Charles Ellicott Commentary Ezekiel 40:30

Charles Ellicott Commentary

Ezekiel 40:30

1819–1905
Anglican
Charles Ellicott
Charles Ellicott

Charles Ellicott Commentary

Ezekiel 40:30

1819–1905
Anglican
SCRIPTURE

"And there were arches round about, five and twenty cubits long, and five cubits broad." — Ezekiel 40:30 (ASV)

The arches around: This word, as already noted under Ezekiel 40:16, should be projections of the walls, if it has been correctly pointed by the Masoretes; but it is exceedingly difficult to understand what is meant by the dimensions given, twenty-five cubits long and five cubits broad. This statement occurs nowhere else in the description of the gates, and the verse is omitted in the Greek translation, and either considered spurious or else passed over in silence by many commentators.

One explanation given is that the twenty-five cubits is the sum total of all the “projections of the walls” into the interior of the gateway. Thus, there were two “spaces” (S on the plan [Ezekiel 40:44–49]), each of five cubits; two “thresholds” (TT′ on the plan [Ezekiel 40:44–49]), each of six cubits; and two walls of the porch, each of one cubit, or in all (5 × 2 + 6 × 2 + 2) twenty-four cubits, the remaining cubit being made up by moldings at the angles of these several projections. But it is fatal to this explanation that in no other case is any measurement thus made up by adding together the details of parts that do not adjoin.

The same explanation requires the breadth of five cubits to be the transverse measurement of these projecting parts. This measurement certainly could not apply to the first threshold and would require a very awkward or even impossible narrowing of the gateway where the “spaces” are placed. The true solution to the difficulty seems to lie in a slight change in the vowels of the Masoretic punctuation, which will transform the word into “porch.” That porches were also connected with the inner gates is clear from Ezekiel 40:39, yet they are nowhere mentioned in the description unless here.

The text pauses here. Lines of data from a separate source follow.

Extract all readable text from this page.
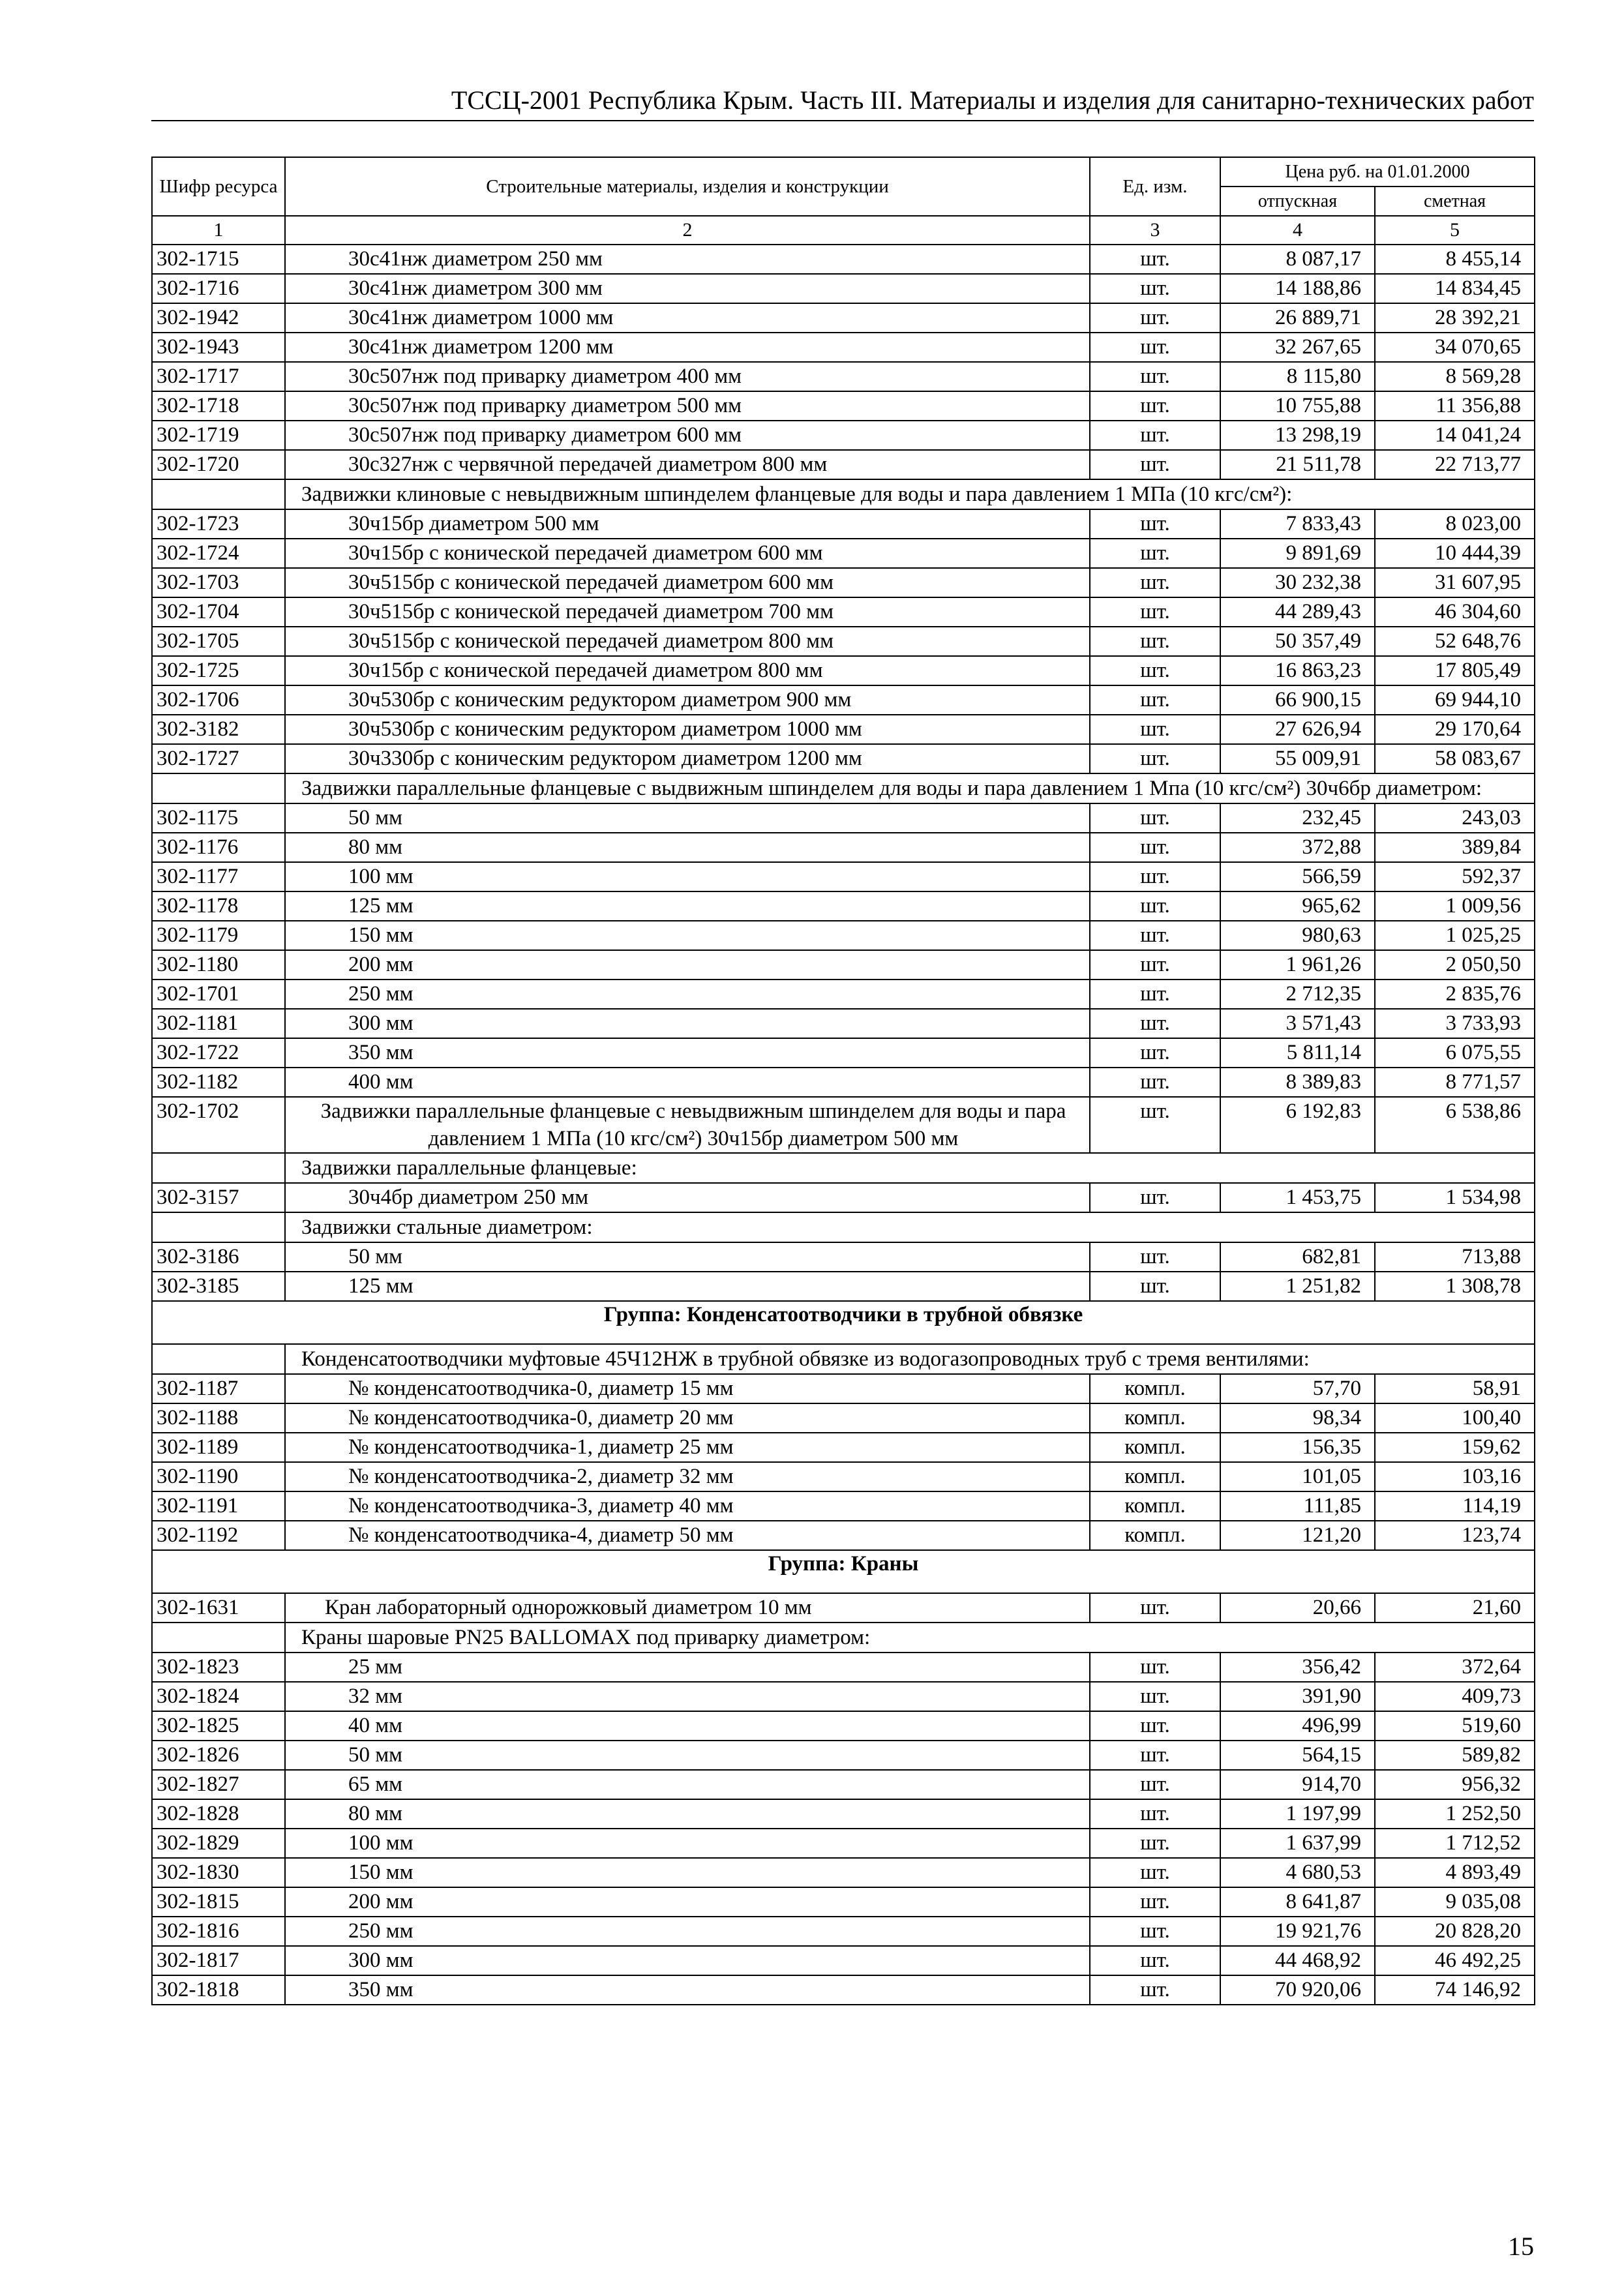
ТССЦ-2001 Республика Крым. Часть III. Материалы и изделия для санитарно-технических работ
Шифр ресурса	Строительные материалы, изделия и конструкции	Ед. изм.	Цена руб. на 01.01.2000	
			отпускная	сметная
1	2	3	4	5
302-1715	30с41нж диаметром 250 мм	шт.	8 087,17	8 455,14
302-1716	30с41нж диаметром 300 мм	шт.	14 188,86	14 834,45
302-1942	30с41нж диаметром 1000 мм	шт.	26 889,71	28 392,21
302-1943	30с41нж диаметром 1200 мм	шт.	32 267,65	34 070,65
302-1717	30с507нж под приварку диаметром 400 мм	шт.	8 115,80	8 569,28
302-1718	30с507нж под приварку диаметром 500 мм	шт.	10 755,88	11 356,88
302-1719	30с507нж под приварку диаметром 600 мм	шт.	13 298,19	14 041,24
302-1720	30с327нж с червячной передачей диаметром 800 мм	шт.	21 511,78	22 713,77
	Задвижки клиновые с невыдвижным шпинделем фланцевые для воды и пара давлением 1 МПа (10 кгс/см²):			
302-1723	30ч15бр диаметром 500 мм	шт.	7 833,43	8 023,00
302-1724	30ч15бр с конической передачей диаметром 600 мм	шт.	9 891,69	10 444,39
302-1703	30ч515бр с конической передачей диаметром 600 мм	шт.	30 232,38	31 607,95
302-1704	30ч515бр с конической передачей диаметром 700 мм	шт.	44 289,43	46 304,60
302-1705	30ч515бр с конической передачей диаметром 800 мм	шт.	50 357,49	52 648,76
302-1725	30ч15бр с конической передачей диаметром 800 мм	шт.	16 863,23	17 805,49
302-1706	30ч530бр с коническим редуктором диаметром 900 мм	шт.	66 900,15	69 944,10
302-3182	30ч530бр с коническим редуктором диаметром 1000 мм	шт.	27 626,94	29 170,64
302-1727	30ч330бр с коническим редуктором диаметром 1200 мм	шт.	55 009,91	58 083,67
	Задвижки параллельные фланцевые с выдвижным шпинделем для воды и пара давлением 1 Мпа (10 кгс/см²) 30ч6бр диаметром:			
302-1175	50 мм	шт.	232,45	243,03
302-1176	80 мм	шт.	372,88	389,84
302-1177	100 мм	шт.	566,59	592,37
302-1178	125 мм	шт.	965,62	1 009,56
302-1179	150 мм	шт.	980,63	1 025,25
302-1180	200 мм	шт.	1 961,26	2 050,50
302-1701	250 мм	шт.	2 712,35	2 835,76
302-1181	300 мм	шт.	3 571,43	3 733,93
302-1722	350 мм	шт.	5 811,14	6 075,55
302-1182	400 мм	шт.	8 389,83	8 771,57
302-1702	Задвижки параллельные фланцевые с невыдвижным шпинделем для воды и пара давлением 1 МПа (10 кгс/см²) 30ч15бр диаметром 500 мм	шт.	6 192,83	6 538,86
	Задвижки параллельные фланцевые:			
302-3157	30ч4бр диаметром 250 мм	шт.	1 453,75	1 534,98
	Задвижки стальные диаметром:			
302-3186	50 мм	шт.	682,81	713,88
302-3185	125 мм	шт.	1 251,82	1 308,78
Группа: Конденсатоотводчики в трубной обвязке				
	Конденсатоотводчики муфтовые 45Ч12НЖ в трубной обвязке из водогазопроводных труб с тремя вентилями:			
302-1187	№ конденсатоотводчика-0, диаметр 15 мм	компл.	57,70	58,91
302-1188	№ конденсатоотводчика-0, диаметр 20 мм	компл.	98,34	100,40
302-1189	№ конденсатоотводчика-1, диаметр 25 мм	компл.	156,35	159,62
302-1190	№ конденсатоотводчика-2, диаметр 32 мм	компл.	101,05	103,16
302-1191	№ конденсатоотводчика-3, диаметр 40 мм	компл.	111,85	114,19
302-1192	№ конденсатоотводчика-4, диаметр 50 мм	компл.	121,20	123,74
Группа: Краны				
302-1631	Кран лабораторный однорожковый диаметром 10 мм	шт.	20,66	21,60
	Краны шаровые PN25 BALLOMAX под приварку диаметром:			
302-1823	25 мм	шт.	356,42	372,64
302-1824	32 мм	шт.	391,90	409,73
302-1825	40 мм	шт.	496,99	519,60
302-1826	50 мм	шт.	564,15	589,82
302-1827	65 мм	шт.	914,70	956,32
302-1828	80 мм	шт.	1 197,99	1 252,50
302-1829	100 мм	шт.	1 637,99	1 712,52
302-1830	150 мм	шт.	4 680,53	4 893,49
302-1815	200 мм	шт.	8 641,87	9 035,08
302-1816	250 мм	шт.	19 921,76	20 828,20
302-1817	300 мм	шт.	44 468,92	46 492,25
302-1818	350 мм	шт.	70 920,06	74 146,92
15
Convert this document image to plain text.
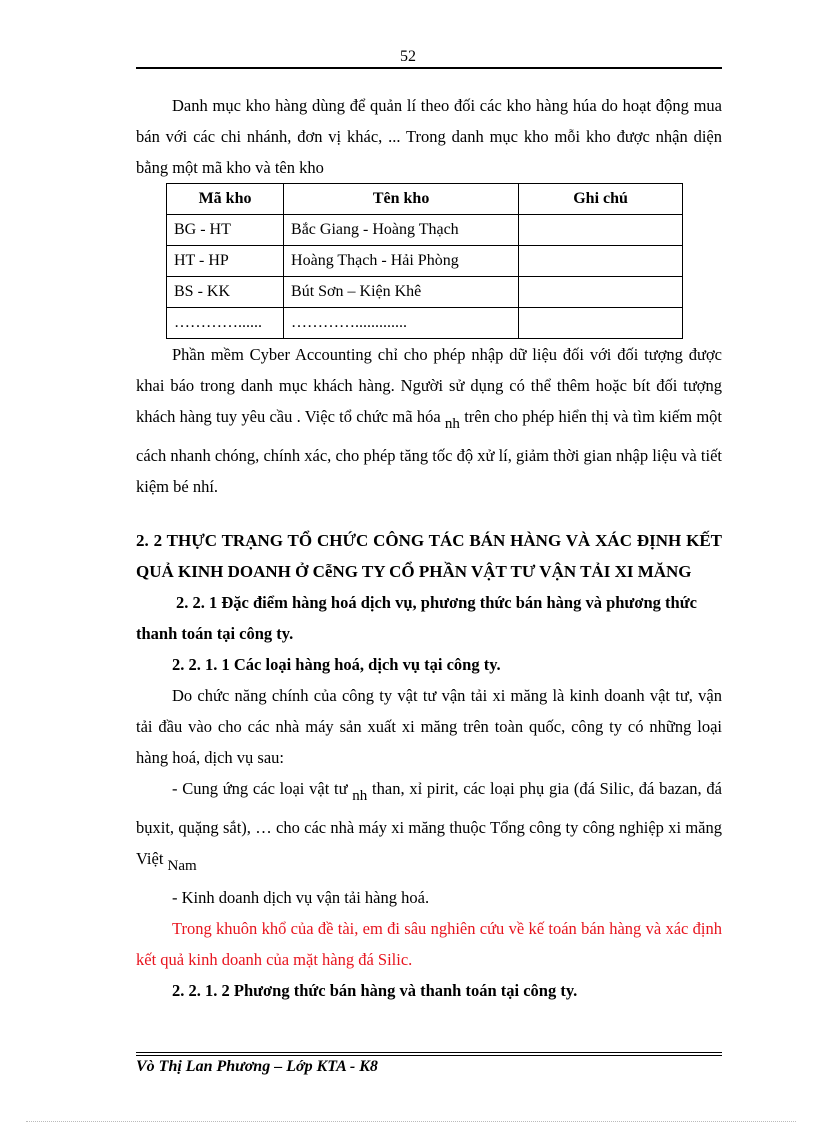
52

Danh mục kho hàng dùng để quản lí theo đối các kho hàng húa do hoạt động mua bán với các chi nhánh, đơn vị khác, ... Trong danh mục kho mỗi kho được nhận diện bằng một mã kho và tên kho

Mã kho	Tên kho	Ghi chú
BG - HT	Bắc Giang - Hoàng Thạch	
HT - HP	Hoàng Thạch - Hải Phòng	
BS - KK	Bút Sơn – Kiện Khê	
…………......	………….............	

Phần mềm Cyber Accounting chỉ cho phép nhập dữ liệu đối với đối tượng được khai báo trong danh mục khách hàng. Người sử dụng có thể thêm hoặc bít đối tượng khách hàng tuy yêu cầu . Việc tổ chức mã hóa nh trên cho phép hiển thị và tìm kiếm một cách nhanh chóng, chính xác, cho phép tăng tốc độ xử lí, giảm thời gian nhập liệu và tiết kiệm bé nhí.

2. 2 THỰC TRẠNG TỔ CHỨC CÔNG TÁC BÁN HÀNG VÀ XÁC ĐỊNH KẾT QUẢ KINH DOANH Ở CễNG TY CỔ PHẦN VẬT TƯ VẬN TẢI XI MĂNG
2. 2. 1 Đặc điểm hàng hoá dịch vụ, phương thức bán hàng và phương thức thanh toán tại công ty.
2. 2. 1. 1 Các loại hàng hoá, dịch vụ tại công ty.

Do chức năng chính của công ty vật tư vận tải xi măng là kinh doanh vật tư, vận tải đầu vào cho các nhà máy sản xuất xi măng trên toàn quốc, công ty có những loại hàng hoá, dịch vụ sau:

- Cung ứng các loại vật tư nh than, xỉ pirit, các loại phụ gia (đá Silic, đá bazan, đá bụxit, quặng sắt), … cho các nhà máy xi măng thuộc Tổng công ty công nghiệp xi măng Việt Nam

- Kinh doanh dịch vụ vận tải hàng hoá.

Trong khuôn khổ của đề tài, em đi sâu nghiên cứu về kế toán bán hàng và xác định kết quả kinh doanh của mặt hàng đá Silic.

2. 2. 1. 2 Phương thức bán hàng và thanh toán tại công ty.
Vò Thị Lan Phương – Lớp KTA - K8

Being a somewhat independent part of the gate, the measurements are taken in a different direction from that of the gate itself. The “length” is the long way of the porch, just as long as the gateway is wide (twenty-five cubits); and the “breadth” is the measurement between the walls (five cubits), thus allowing for a half-cubit for the thickness of each wall, and one cubit less clear space than in the outer gates.